「〇年〇組かるた」を作ろう|子供たちの可能性を引き出す!学級経営&授業アイデア#11
自ら考え、活動したり学習したりする子供たちの可能性は無限大。そうした子供の内に秘めている可能性を引き出すための「学級経営&授業アイデア」を紹介する連載です。『教室ギア56』(東洋館出版社)などの著書をもつ鈴木優太先生が、学級活動、教室環境、授業アイデアなどの中から、毎月1本厳選して解説します。第11回は、学級オリジナルのかるた作りの実践を取り上げます。
執筆/宮城県公立小学校教諭・鈴木優太
目次
学級オリジナルのかるたを作ろう
学級オリジナルの「〇年〇組かるた」を作りましょう。
「〇年〇組かるた」は、単なる遊び道具ではありません。学級目標達成のための強力なツールになります。連載第1回「育てていきたくなる3D学級目標」で提案したように、学級目標は子供たちと一緒に育てていくものです。

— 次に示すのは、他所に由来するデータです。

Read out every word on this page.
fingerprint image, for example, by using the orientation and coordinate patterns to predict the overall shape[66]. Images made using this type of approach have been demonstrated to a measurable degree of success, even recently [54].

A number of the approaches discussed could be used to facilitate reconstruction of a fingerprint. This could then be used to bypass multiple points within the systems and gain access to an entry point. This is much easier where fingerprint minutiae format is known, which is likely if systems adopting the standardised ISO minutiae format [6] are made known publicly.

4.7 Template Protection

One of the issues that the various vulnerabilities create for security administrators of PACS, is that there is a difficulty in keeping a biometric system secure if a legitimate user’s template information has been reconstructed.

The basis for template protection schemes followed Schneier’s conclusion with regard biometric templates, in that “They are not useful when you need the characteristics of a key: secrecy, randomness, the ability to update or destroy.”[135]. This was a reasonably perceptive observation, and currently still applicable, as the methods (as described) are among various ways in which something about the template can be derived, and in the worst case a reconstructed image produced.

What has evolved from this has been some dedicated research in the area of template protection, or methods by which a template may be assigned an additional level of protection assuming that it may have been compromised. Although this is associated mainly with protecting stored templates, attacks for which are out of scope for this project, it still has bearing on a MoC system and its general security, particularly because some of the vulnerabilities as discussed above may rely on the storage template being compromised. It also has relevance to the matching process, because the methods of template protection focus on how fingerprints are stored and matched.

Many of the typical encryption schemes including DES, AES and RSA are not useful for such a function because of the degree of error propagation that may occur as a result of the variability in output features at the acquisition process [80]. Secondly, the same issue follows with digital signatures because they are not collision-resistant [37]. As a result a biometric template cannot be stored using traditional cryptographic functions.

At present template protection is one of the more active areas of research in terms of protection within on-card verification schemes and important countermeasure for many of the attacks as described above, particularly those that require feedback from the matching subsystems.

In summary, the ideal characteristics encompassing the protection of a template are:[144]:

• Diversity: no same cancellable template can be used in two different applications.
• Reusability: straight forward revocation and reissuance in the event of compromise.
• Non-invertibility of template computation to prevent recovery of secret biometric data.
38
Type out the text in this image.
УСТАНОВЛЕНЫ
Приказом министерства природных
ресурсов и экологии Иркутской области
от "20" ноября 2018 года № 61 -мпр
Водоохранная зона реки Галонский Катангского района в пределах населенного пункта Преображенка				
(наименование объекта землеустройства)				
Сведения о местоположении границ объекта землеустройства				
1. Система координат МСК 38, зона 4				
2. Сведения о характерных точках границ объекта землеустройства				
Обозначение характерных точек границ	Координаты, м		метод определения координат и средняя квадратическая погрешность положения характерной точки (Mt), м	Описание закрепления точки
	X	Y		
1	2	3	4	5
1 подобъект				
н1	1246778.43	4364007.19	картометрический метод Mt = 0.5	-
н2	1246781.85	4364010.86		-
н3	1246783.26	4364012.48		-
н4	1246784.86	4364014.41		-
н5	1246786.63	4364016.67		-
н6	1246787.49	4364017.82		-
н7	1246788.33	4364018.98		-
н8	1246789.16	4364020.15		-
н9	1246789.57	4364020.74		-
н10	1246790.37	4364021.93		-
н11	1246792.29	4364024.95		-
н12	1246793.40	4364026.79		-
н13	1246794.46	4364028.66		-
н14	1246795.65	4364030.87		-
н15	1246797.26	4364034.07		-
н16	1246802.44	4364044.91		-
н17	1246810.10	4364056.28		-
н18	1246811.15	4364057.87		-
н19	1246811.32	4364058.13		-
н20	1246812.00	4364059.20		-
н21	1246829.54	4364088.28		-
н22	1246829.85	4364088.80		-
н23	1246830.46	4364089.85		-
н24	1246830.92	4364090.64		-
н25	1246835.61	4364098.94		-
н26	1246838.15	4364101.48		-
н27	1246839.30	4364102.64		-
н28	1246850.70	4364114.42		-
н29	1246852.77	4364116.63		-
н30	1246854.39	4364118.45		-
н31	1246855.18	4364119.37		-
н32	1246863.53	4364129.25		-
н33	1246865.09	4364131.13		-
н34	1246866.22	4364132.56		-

かるたといえばお正月遊びというイメージがありますが、1年を通して楽しめる活動です。低学年~高学年まで、どの学年の子供たちも、グループで作る、大型かるたを作る、デジタル機器を活用して作るなど、実態に合わせて様々なアレンジが可能です。
今回は、2年生での実践事例を紹介します。東京書籍の新しい国語2年下「むかしからつたわる言い方」で「いろは歌」を学習した際に実施しました。
まずは「いろはかるた」や「ことわざかるた」や「郷土かるた」など、かるた遊びをたっぷり楽しみます。中には、かるた遊びの経験が少ない子供もいるため、この体験はとても重要です。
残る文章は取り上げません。